I have geographic (i.e. un-projected) spatial coordinates and would like to generate an n number of random coordinates around each original coordinate pair, such that the generated points follow a bi-variate normal distribution. The mean of the distribution ought to be the position of the original coordinates, with the standard deviation being a radius of r degree latitude/longitude.
I tried to randomly generate coordinates for each axis separately (i.e. lat and lon) using the rnorm
function. Only to later realize that this produces a distribution much wider in all directions than the standard deviation of 1 degree. The following code illustrates this attempt and the plot shows the erroneous output (i.e. a large proportion of points falling far outside the desired standard deviation of 1 degree).
library(sp)
library(scales)
library(geosphere)
library(MASS)
## spatial point of interest (i.e. Observed data).
onepnt <- data.frame(longitude=1, latitude=1)
#### First attempt: separately generate longitude and latitude points based on random distributions with mean of 'onepnt' and st.dev. of 1 degree.

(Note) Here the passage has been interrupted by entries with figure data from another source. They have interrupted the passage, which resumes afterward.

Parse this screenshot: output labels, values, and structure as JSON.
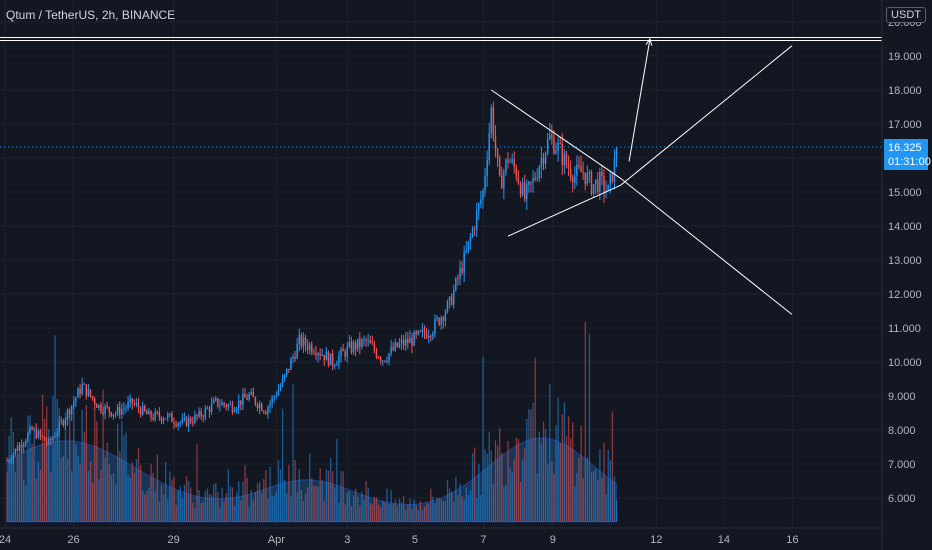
{
  "header": {
    "title": "Qtum / TetherUS, 2h, BINANCE"
  },
  "axis": {
    "currency": "USDT"
  },
  "last_price": {
    "value": "16.325",
    "countdown": "01:31:00"
  },
  "colors": {
    "background": "#131722",
    "up": "#26a69a",
    "down": "#ef5350",
    "up_candle": "#2196f3",
    "down_candle": "#ef5350",
    "volume_area": "#1e4a78",
    "drawing": "#ffffff",
    "price_line": "#2196f3"
  },
  "chart_data": {
    "type": "candlestick",
    "title": "Qtum / TetherUS, 2h, BINANCE",
    "x_ticks": [
      "24",
      "26",
      "29",
      "Apr",
      "3",
      "5",
      "7",
      "9",
      "12",
      "14",
      "16"
    ],
    "y_ticks": [
      "6.000",
      "7.000",
      "8.000",
      "9.000",
      "10.000",
      "11.000",
      "12.000",
      "13.000",
      "14.000",
      "15.000",
      "16.000",
      "17.000",
      "18.000",
      "19.000",
      "20.000"
    ],
    "ylim": [
      5.5,
      20.3
    ],
    "grid": true,
    "resistance_level": 19.5,
    "last_price": 16.325,
    "close_path": [
      [
        0,
        7.1
      ],
      [
        3,
        8.0
      ],
      [
        5,
        7.6
      ],
      [
        7,
        8.4
      ],
      [
        9,
        9.3
      ],
      [
        11,
        8.7
      ],
      [
        13,
        8.5
      ],
      [
        15,
        8.8
      ],
      [
        17,
        8.4
      ],
      [
        19,
        8.4
      ],
      [
        21,
        8.2
      ],
      [
        23,
        8.4
      ],
      [
        25,
        8.8
      ],
      [
        27,
        8.7
      ],
      [
        29,
        9.0
      ],
      [
        31,
        8.6
      ],
      [
        33,
        9.4
      ],
      [
        35,
        10.6
      ],
      [
        37,
        10.4
      ],
      [
        39,
        10.0
      ],
      [
        41,
        10.4
      ],
      [
        43,
        10.6
      ],
      [
        45,
        10.1
      ],
      [
        47,
        10.5
      ],
      [
        49,
        10.7
      ],
      [
        51,
        11.0
      ],
      [
        53,
        11.7
      ],
      [
        55,
        13.2
      ],
      [
        57,
        15.0
      ],
      [
        58,
        17.4
      ],
      [
        59,
        15.2
      ],
      [
        60,
        16.0
      ],
      [
        61,
        15.6
      ],
      [
        62,
        14.8
      ],
      [
        63,
        15.3
      ],
      [
        64,
        16.0
      ],
      [
        65,
        16.6
      ],
      [
        66,
        16.3
      ],
      [
        67,
        15.8
      ],
      [
        68,
        15.5
      ],
      [
        69,
        15.6
      ],
      [
        70,
        15.2
      ],
      [
        71,
        15.3
      ],
      [
        72,
        15.0
      ],
      [
        73,
        16.1
      ]
    ],
    "volume_scale": 1,
    "triangle": {
      "upper": [
        [
          58.0,
          18.0
        ],
        [
          73.5,
          15.4
        ],
        [
          94.0,
          11.4
        ]
      ],
      "lower": [
        [
          60.0,
          13.7
        ],
        [
          73.5,
          15.2
        ],
        [
          94.0,
          19.3
        ]
      ]
    },
    "projection": [
      [
        74.5,
        15.9
      ],
      [
        77.0,
        19.5
      ]
    ]
  }
}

rlon <- rnorm(1000, mean=onepnt$longitude, sd=1) # longitudinal degree error adjusted for latitude
rlat <- rnorm(1000, mean=onepnt$latitude, sd=1) # mean and standard deviation in degrees
rcoords1 <- cbind.data.frame(longitude=rlon, latitude=rlat)

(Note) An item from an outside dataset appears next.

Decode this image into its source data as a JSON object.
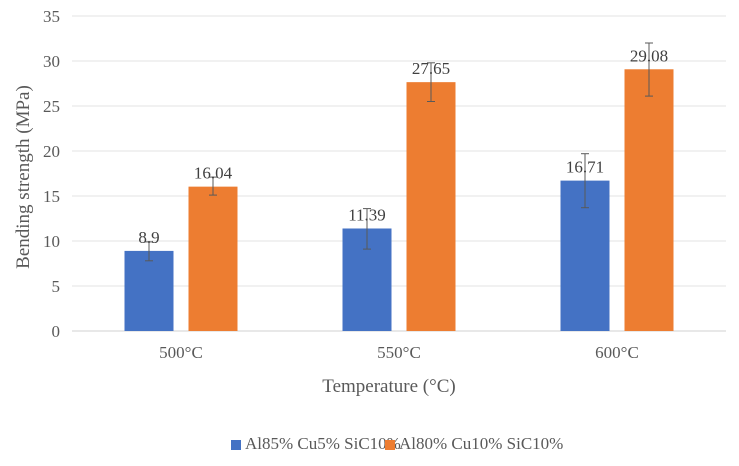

####### Second attempt: generate lat/lons from a bivariate normal distribution
# Set parameters for bivariate normal dist.

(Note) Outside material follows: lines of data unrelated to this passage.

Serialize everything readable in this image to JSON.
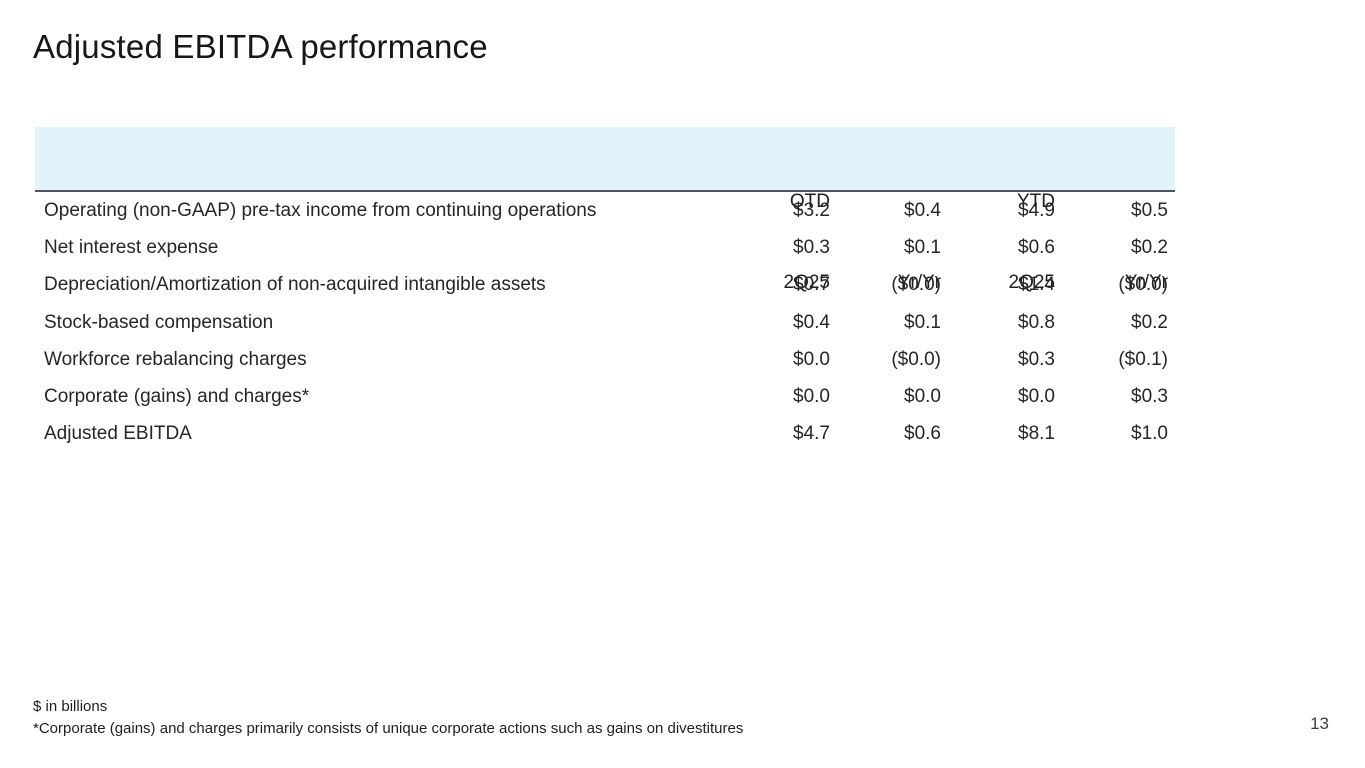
{
  "slide": {
    "title": "Adjusted EBITDA performance",
    "page_number": "13"
  },
  "table": {
    "columns": [
      {
        "group": "QTD",
        "sub": "2Q25"
      },
      {
        "group": " ",
        "sub": "Yr/Yr"
      },
      {
        "group": "YTD",
        "sub": "2Q25"
      },
      {
        "group": " ",
        "sub": "Yr/Yr"
      }
    ],
    "rows": [
      {
        "label": "Operating (non-GAAP) pre-tax income from continuing operations",
        "values": [
          "$3.2",
          "$0.4",
          "$4.9",
          "$0.5"
        ]
      },
      {
        "label": "Net interest expense",
        "values": [
          "$0.3",
          "$0.1",
          "$0.6",
          "$0.2"
        ]
      },
      {
        "label": "Depreciation/Amortization of non-acquired intangible assets",
        "values": [
          "$0.7",
          "($0.0)",
          "$1.4",
          "($0.0)"
        ]
      },
      {
        "label": "Stock-based compensation",
        "values": [
          "$0.4",
          "$0.1",
          "$0.8",
          "$0.2"
        ]
      },
      {
        "label": "Workforce rebalancing charges",
        "values": [
          "$0.0",
          "($0.0)",
          "$0.3",
          "($0.1)"
        ]
      },
      {
        "label": "Corporate (gains) and charges*",
        "values": [
          "$0.0",
          "$0.0",
          "$0.0",
          "$0.3"
        ]
      },
      {
        "label": "Adjusted EBITDA",
        "values": [
          "$4.7",
          "$0.6",
          "$8.1",
          "$1.0"
        ]
      }
    ]
  },
  "footnotes": {
    "line1": "$ in billions",
    "line2": "*Corporate (gains) and charges primarily consists of unique corporate actions such as gains on divestitures"
  },
  "colors": {
    "header_background": "#e2f3fb",
    "header_border": "#50565b",
    "text": "#262626"
  }
}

rho <- 0 # correlation coefficient
mu1 <- onepnt$longitude # data coordinates as mean (center) of distribution
mu2 <- onepnt$latitude
s1 <- 1 # 1 degree = 1 st.dev.
s2 <- 1
mu <- c(mu1,mu2) # vector of means
sigma <- matrix(c(s1^2, s1*s2*rho, s1*s2*rho, s2^2), 2) # Covariance matrix
# mvrnorm
rlatlon <- as.data.frame(mvrnorm(1000, mu=mu, Sigma=sigma))
colnames(rlatlon) <- c('longitude', 'latitude')
## Assess distribution of randomized points
wgs84 <- CRS('+proj=longlat +ellps=WGS84 +datum=WGS84 +no_defs')
###### 1 - separate univariate #####
rtabsp1 <- SpatialPointsDataFrame(rcoords1, proj4string=wgs84, data = rcoords1)
origcoordssp1 <- SpatialPointsDataFrame(onepnt, proj4string=wgs84, data = onepnt)
###### 2 - Bivariate #####
rtabsp2 <- SpatialPointsDataFrame(rcoords1, proj4string=wgs84, data = rcoords2)
plot(rtabsp1, pch=16, col=alpha('black', 0.5))
plot(origcoordssp, pch=20, col='red', cex=2, add=T)
sdbuff1 <- raster::buffer(origcoordssp, 111*1000) ## generate buffer within which 1SD (68%) of generated points ought to fall
plot(sdbuff1, border=4, add=T)
## Check Great Circle distances from the point-of-interest
dist2center1 <- distHaversine(rtabsp1, origcoordssp)/1000
dist2center2 <- distHaversine(rtabsp2, origcoordssp)/1000
hist(dist2center1) ## most points are not near the center (i.e. few points near '0'
hist(dist2center2)
mean(dist2center1) ## means should
mean(dist2center2)
So, the problem I see is that most points generated in these two ways are not near the center point (i.e. not near zero distance from the point-of-interest).
As far as I understand, this happens in the first approach because re-combining lat/long coordinates which are drawn separately produces coordinates from within a square-shaped area, rather than from within a circle-shaped area.
Any help with this would be greatly appreciated! Either a way to simplify the problem (i.e. draw randomly from within buffers of varying radii) or ideally a way to make the bi-variate solution work (I didn't post this to avoid muddying the water).
(NOTE: Ultimately I will be working with a large, global data set, so in order to save on computation time I would prefer not to have to work in projections, if possible. That said, if the root of the issue is projection, then so be it!)